Estos avanzados también intuían, aunque en esa época nadie hablaba de ello —al menos en la forma en la que lo hacemos hoy— que la ciudad tenía, y tiene, una calidad de vida imbatible: un clima perfecto, con cuatro estaciones bien delineadas pero todas amables; una geografía compacta que permite llegar caminando a todas partes; excelente y variada cocina y, también, un patrimonio histórico y cultural de gran calidad —aunque tal vez menor en cantidad a los patrimonios urbanos de las grandes capitales de las antiguas monarquías e imperios— en la cima de cualquier ranking de ciudades burguesas europeas. Una ciudad industrial, pero sobre todo mediterránea.

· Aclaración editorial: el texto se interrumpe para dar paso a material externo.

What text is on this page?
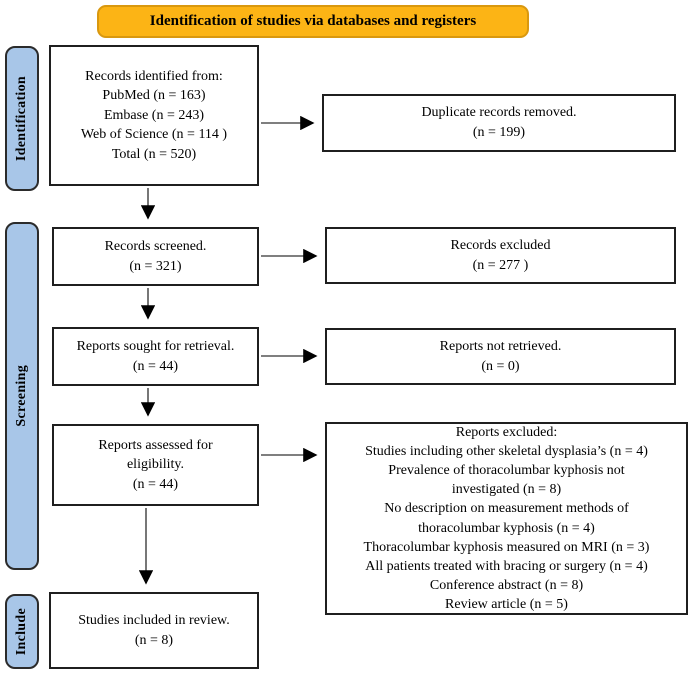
Identification of studies via databases and registers
Identification
Screening
Include
Records identified from:
PubMed (n = 163)
Embase (n = 243)
Web of Science (n = 114 )
Total (n = 520)
Duplicate records removed.
(n = 199)
Records screened.
(n = 321)
Records excluded
(n = 277 )
Reports sought for retrieval.
(n = 44)
Reports not retrieved.
(n = 0)
Reports assessed for
eligibility.
(n = 44)
Reports excluded:
Studies including other skeletal dysplasia’s (n = 4)
Prevalence of thoracolumbar kyphosis not
investigated (n = 8)
No description on measurement methods of
thoracolumbar kyphosis (n = 4)
Thoracolumbar kyphosis measured on MRI (n = 3)
All patients treated with bracing or surgery (n = 4)
Conference abstract (n = 8)
Review article (n = 5)
Studies included in review.
(n = 8)
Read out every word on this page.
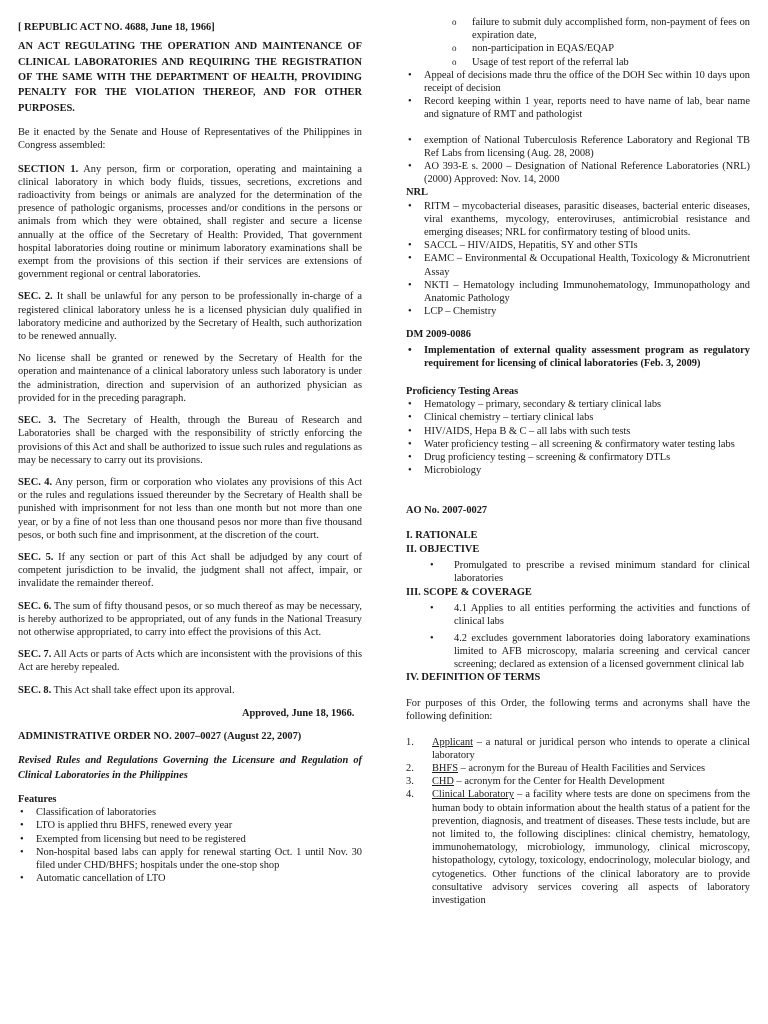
[ REPUBLIC ACT NO. 4688, June 18, 1966]

AN ACT REGULATING THE OPERATION AND MAINTENANCE OF CLINICAL LABORATORIES AND REQUIRING THE REGISTRATION OF THE SAME WITH THE DEPARTMENT OF HEALTH, PROVIDING PENALTY FOR THE VIOLATION THEREOF, AND FOR OTHER PURPOSES.

Be it enacted by the Senate and House of Representatives of the Philippines in Congress assembled:

SECTION 1. Any person, firm or corporation, operating and maintaining a clinical laboratory in which body fluids, tissues, secretions, excretions and radioactivity from beings or animals are analyzed for the determination of the presence of pathologic organisms, processes and/or conditions in the persons or animals from which they were obtained, shall register and secure a license annually at the office of the Secretary of Health: Provided, That government hospital laboratories doing routine or minimum laboratory examinations shall be exempt from the provisions of this section if their services are extensions of government regional or central laboratories.

SEC. 2. It shall be unlawful for any person to be professionally in-charge of a registered clinical laboratory unless he is a licensed physician duly qualified in laboratory medicine and authorized by the Secretary of Health, such authorization to be renewed annually.

No license shall be granted or renewed by the Secretary of Health for the operation and maintenance of a clinical laboratory unless such laboratory is under the administration, direction and supervision of an authorized physician as provided for in the preceding paragraph.

SEC. 3. The Secretary of Health, through the Bureau of Research and Laboratories shall be charged with the responsibility of strictly enforcing the provisions of this Act and shall be authorized to issue such rules and regulations as may be necessary to carry out its provisions.

SEC. 4. Any person, firm or corporation who violates any provisions of this Act or the rules and regulations issued thereunder by the Secretary of Health shall be punished with imprisonment for not less than one month but not more than one year, or by a fine of not less than one thousand pesos nor more than five thousand pesos, or both such fine and imprisonment, at the discretion of the court.

SEC. 5. If any section or part of this Act shall be adjudged by any court of competent jurisdiction to be invalid, the judgment shall not affect, impair, or invalidate the remainder thereof.

SEC. 6. The sum of fifty thousand pesos, or so much thereof as may be necessary, is hereby authorized to be appropriated, out of any funds in the National Treasury not otherwise appropriated, to carry into effect the provisions of this Act.

SEC. 7. All Acts or parts of Acts which are inconsistent with the provisions of this Act are hereby repealed.

SEC. 8. This Act shall take effect upon its approval.

Approved, June 18, 1966.

ADMINISTRATIVE ORDER NO. 2007–0027 (August 22, 2007)

Revised Rules and Regulations Governing the Licensure and Regulation of Clinical Laboratories in the Philippines

Features

• Classification of laboratories
• LTO is applied thru BHFS, renewed every year
• Exempted from licensing but need to be registered
• Non-hospital based labs can apply for renewal starting Oct. 1 until Nov. 30 filed under CHD/BHFS; hospitals under the one-stop shop
• Automatic cancellation of LTO
o failure to submit duly accomplished form, non-payment of fees on expiration date,
o non-participation in EQAS/EQAP
o Usage of test report of the referral lab
• Appeal of decisions made thru the office of the DOH Sec within 10 days upon receipt of decision
• Record keeping within 1 year, reports need to have name of lab, bear name and signature of RMT and pathologist
• exemption of National Tuberculosis Reference Laboratory and Regional TB Ref Labs from licensing (Aug. 28, 2008)
• AO 393-E s. 2000 – Designation of National Reference Laboratories (NRL) (2000) Approved: Nov. 14, 2000

NRL

• RITM – mycobacterial diseases, parasitic diseases, bacterial enteric diseases, viral exanthems, mycology, enteroviruses, antimicrobial resistance and emerging diseases; NRL for confirmatory testing of blood units.
• SACCL – HIV/AIDS, Hepatitis, SY and other STIs
• EAMC – Environmental & Occupational Health, Toxicology & Micronutrient Assay
• NKTI – Hematology including Immunohematology, Immunopathology and Anatomic Pathology
• LCP – Chemistry

DM 2009-0086

• Implementation of external quality assessment program as regulatory requirement for licensing of clinical laboratories (Feb. 3, 2009)

Proficiency Testing Areas

• Hematology – primary, secondary & tertiary clinical labs
• Clinical chemistry – tertiary clinical labs
• HIV/AIDS, Hepa B & C – all labs with such tests
• Water proficiency testing – all screening & confirmatory water testing labs
• Drug proficiency testing – screening & confirmatory DTLs
• Microbiology

AO No. 2007-0027

I. RATIONALE

II. OBJECTIVE

• Promulgated to prescribe a revised minimum standard for clinical laboratories

III. SCOPE & COVERAGE

• 4.1 Applies to all entities performing the activities and functions of clinical labs
• 4.2 excludes government laboratories doing laboratory examinations limited to AFB microscopy, malaria screening and cervical cancer screening; declared as extension of a licensed government clinical lab

IV. DEFINITION OF TERMS

For purposes of this Order, the following terms and acronyms shall have the following definition:

1. Applicant – a natural or juridical person who intends to operate a clinical laboratory
2. BHFS – acronym for the Bureau of Health Facilities and Services
3. CHD – acronym for the Center for Health Development
4. Clinical Laboratory – a facility where tests are done on specimens from the human body to obtain information about the health status of a patient for the prevention, diagnosis, and treatment of diseases. These tests include, but are not limited to, the following disciplines: clinical chemistry, hematology, immunohematology, microbiology, immunology, clinical microscopy, histopathology, cytology, toxicology, endocrinology, molecular biology, and cytogenetics. Other functions of the clinical laboratory are to provide consultative advisory services covering all aspects of laboratory investigation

Puede que tú no lo sepas, porque ese pequeño mundo es tan grande en su pequeñez que es fácil olvidarse de todo lo que representa. Tú ves las calles rectilíneas y sus plátanos, que aparecen por doquier acompañándolas, dándoles sombra con sus hojas caducas y sus troncos heridos. Ves la elegancia de las casas más cercanas, en Pedralbes y Sant Gervasi, o la coqueta perfección de los antiguos pueblos de Sarrià, Horta y Gracia, absorbidos por la ciudad, como otros, en la conquista del espacio. Los barrios más populares te quedan lejos y, aunque la feria de atracciones, que tienes a tu lado, te acerca a la gente de todo tipo, tu percepción no puede ser otra que la de encontrarte ante una ciudad burguesa, rica y plácida, que discurre serena hacia el mar.

Pero esta ciudad no es una ciudad cualquiera, es también la segunda ciudad de una potencia media, en complejo proceso de redención histórica tras siglos de confrontación y ensimismamiento. También es la capital de un pequeño territorio, con otras montañas y ciudades, que recorre un paisaje con planos diferentes, pero en cierta manera semejantes al tuyo, y que discurre sin tropiezos importantes desde las montañas de los Pirineos, que separan esta parte del mundo del resto de Europa, hasta la desembocadura del río Ebro que, por su parte, separa esta parte de España del resto. Estás eternamente observando, sin querer saberlo, a la capital de un mundo.